Decidindo que é inconstitucional o benefício para ex-presidentes, o Supremo terá ainda outro dilema. Se definir que a lei já não valia desde que foi aprovada, em 2004, o processo de Cacciola não será prejudicado e as condenações serão mantidas. No entanto, se o tribunal decretar a inconstitucionalidade da lei, mas disser que ela deixa de valer somente a partir do dia do julgamento da questão pelo STF, validando sua aplicação antes disso, as etapas do processo contra Cacciola e Chico Lopes podem ser anuladas.

Nesse caso, o processo teria de recomeçar.

Nesse mesmo julgamento da 1ª Turma, um outro habeas-corpus de Cacciola, impetrado na semana passada, foi analisado pelos ministros. O ex-banqueiro, preso em Mônaco desde 15 de setembro, pedia para responder em liberdade o processo de extradição movido pelo governo brasileiro. Na ação, Cacciola pedia que o Supremo determinasse ao Tribunal Regional Federal do Rio de Janeiro que analisasse um outro habeas-corpus que estava parado no TRF. Os ministros consideraram que não cabia ao STF tratar desse assunto. E por isso repassaram o caso ao Superior Tribunal de Justiça (STJ). Cacciola chegou a ser preso em 2000 pela Justiça brasileira, mas foi libertado em função de uma liminar concedida pelo ministro Marco Aurélio, do STF.

Mas tem mais:

O governo ainda acaba livrando a cara do Cacciola
Blog do Josias de Souza

Nada é tão ruim que não possa piorar. Depois de beliscar R$ 1,6 bilhão no BC, de fugir montado um habeas corpus do STF e de refugiar-se na Itália, o sem-banco Salvatori Cacciola foi à garra numa descuidada viagem a Mônaco. Para conseguir a extradição, o governo brasileiro mandou ao principado até o ministro Tarso Genro (Justiça). Só não mandou o essencial: documentos.

Na semana passada, informara-se que todo o papelório já havia sido encaminhado. Conversa fiada. “Estou começando a ficar exasperada”, diz Annie Brunet-Fuster, procuradora-geral de Mônaco. “Não entendo essa lentidão. Todos os dias peço um original do mandado de prisão” de Cacciola.

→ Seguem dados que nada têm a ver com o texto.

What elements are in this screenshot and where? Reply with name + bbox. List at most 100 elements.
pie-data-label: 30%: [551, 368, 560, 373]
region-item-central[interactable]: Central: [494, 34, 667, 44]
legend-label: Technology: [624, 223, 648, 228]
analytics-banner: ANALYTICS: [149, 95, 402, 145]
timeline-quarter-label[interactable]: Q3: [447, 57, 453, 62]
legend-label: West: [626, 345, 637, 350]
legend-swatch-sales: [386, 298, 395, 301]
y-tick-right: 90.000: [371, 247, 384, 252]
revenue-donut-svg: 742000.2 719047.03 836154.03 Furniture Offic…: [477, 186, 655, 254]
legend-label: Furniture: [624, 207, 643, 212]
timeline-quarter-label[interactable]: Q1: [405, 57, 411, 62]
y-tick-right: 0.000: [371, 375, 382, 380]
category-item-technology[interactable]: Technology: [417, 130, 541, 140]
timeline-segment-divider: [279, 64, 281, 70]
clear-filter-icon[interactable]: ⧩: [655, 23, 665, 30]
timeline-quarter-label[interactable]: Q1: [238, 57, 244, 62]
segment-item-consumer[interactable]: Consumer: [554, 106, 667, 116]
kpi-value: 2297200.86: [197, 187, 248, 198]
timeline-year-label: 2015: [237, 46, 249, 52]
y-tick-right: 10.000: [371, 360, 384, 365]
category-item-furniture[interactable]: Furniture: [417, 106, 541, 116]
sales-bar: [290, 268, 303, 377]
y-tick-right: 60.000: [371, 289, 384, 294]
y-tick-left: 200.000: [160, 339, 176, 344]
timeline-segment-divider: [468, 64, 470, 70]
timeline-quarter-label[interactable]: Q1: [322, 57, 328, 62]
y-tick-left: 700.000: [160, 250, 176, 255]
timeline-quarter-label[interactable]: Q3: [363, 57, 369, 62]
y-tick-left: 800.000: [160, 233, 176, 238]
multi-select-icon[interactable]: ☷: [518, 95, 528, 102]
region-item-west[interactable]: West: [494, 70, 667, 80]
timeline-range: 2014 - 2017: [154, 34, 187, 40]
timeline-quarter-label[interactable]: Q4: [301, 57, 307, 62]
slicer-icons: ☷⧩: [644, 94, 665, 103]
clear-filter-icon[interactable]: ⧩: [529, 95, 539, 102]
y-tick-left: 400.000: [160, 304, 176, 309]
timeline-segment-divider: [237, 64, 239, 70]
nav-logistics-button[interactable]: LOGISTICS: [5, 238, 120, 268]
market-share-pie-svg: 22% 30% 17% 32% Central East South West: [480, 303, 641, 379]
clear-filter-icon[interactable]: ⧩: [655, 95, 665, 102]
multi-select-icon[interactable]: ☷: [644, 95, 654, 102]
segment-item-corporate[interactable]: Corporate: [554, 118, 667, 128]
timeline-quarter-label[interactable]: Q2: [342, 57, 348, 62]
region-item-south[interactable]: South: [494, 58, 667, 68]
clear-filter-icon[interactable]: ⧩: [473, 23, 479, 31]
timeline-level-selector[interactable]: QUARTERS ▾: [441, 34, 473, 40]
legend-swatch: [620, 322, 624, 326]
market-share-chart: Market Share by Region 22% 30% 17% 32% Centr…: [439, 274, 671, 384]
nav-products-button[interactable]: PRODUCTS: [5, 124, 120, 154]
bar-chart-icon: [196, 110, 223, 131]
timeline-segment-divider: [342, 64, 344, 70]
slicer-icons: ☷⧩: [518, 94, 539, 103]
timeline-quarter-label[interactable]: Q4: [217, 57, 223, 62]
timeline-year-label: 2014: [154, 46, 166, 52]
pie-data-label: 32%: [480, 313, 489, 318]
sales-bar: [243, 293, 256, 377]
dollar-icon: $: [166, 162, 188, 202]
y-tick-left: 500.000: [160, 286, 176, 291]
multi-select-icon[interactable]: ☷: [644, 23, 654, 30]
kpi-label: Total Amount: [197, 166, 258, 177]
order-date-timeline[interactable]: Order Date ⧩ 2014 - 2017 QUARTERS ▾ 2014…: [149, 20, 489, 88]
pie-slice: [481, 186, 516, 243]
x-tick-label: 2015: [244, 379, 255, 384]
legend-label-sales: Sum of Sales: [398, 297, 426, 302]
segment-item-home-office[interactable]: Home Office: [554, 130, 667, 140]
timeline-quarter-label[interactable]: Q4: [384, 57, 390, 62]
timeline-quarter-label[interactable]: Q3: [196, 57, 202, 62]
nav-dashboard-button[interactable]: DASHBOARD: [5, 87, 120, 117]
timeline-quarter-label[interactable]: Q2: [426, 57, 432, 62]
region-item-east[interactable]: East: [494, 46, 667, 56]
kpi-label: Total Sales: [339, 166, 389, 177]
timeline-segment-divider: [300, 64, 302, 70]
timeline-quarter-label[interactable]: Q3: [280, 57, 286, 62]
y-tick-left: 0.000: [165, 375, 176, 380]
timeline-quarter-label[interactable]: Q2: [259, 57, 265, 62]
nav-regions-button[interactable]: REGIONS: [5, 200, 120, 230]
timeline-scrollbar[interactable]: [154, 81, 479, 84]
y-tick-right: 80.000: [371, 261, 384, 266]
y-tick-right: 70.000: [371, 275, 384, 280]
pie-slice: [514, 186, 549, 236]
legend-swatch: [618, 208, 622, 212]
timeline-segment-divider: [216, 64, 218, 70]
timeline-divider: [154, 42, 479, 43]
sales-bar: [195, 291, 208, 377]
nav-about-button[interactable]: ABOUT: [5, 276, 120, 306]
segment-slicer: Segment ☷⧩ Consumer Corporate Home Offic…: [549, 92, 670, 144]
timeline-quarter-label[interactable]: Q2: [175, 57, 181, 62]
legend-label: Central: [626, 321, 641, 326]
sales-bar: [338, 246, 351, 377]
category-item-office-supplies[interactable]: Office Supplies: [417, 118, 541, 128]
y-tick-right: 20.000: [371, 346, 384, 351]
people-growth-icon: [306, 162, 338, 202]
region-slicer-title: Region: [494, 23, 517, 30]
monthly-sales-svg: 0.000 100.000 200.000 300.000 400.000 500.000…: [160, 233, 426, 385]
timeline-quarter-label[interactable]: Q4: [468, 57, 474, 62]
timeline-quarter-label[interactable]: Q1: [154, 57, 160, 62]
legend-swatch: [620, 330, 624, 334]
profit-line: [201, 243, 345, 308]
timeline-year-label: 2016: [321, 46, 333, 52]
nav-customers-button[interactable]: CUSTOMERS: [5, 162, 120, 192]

A procuradora diz ter recebido a tradução em francês do mandado expedido pela Justiça brasileira em 2000, quando Cacciola foi em cana pela primeira vez. Mas ela precisa de uma cópia do original em português. Exigência da lei local. Sem essa folha de papel, nada de extradição.

“Todos os dias chegam documentos ao meu escritório, mas nunca é esse que solicitei”, lamenta Brunet-Fuster. Me enviaram um outro mandado de prisão, expedido posteriormente, mas não esse que data de 2.000 e que venho pedindo há dias.” Se a embromação perdurar por mais 19 dias, Cacciola vai ganhar, de novo, o meio-fio. Expira em 28 de outubro a prisão provisória do magano ítalo-brasileiro.

PS.: O Ministério da Justiça informa ao blog, às 19h desta terça-feira (9), que o documento requerido pela procuradoria de Mônaco chegou à embaixada brasileira em Paris na última sexta-feira (5). Ainda segundo a assessoria de Tarso Genro, o papel já teria sido entregue no escritório da procuradora-geral Brunet-Fuster. Quando? O informante não soube especificar.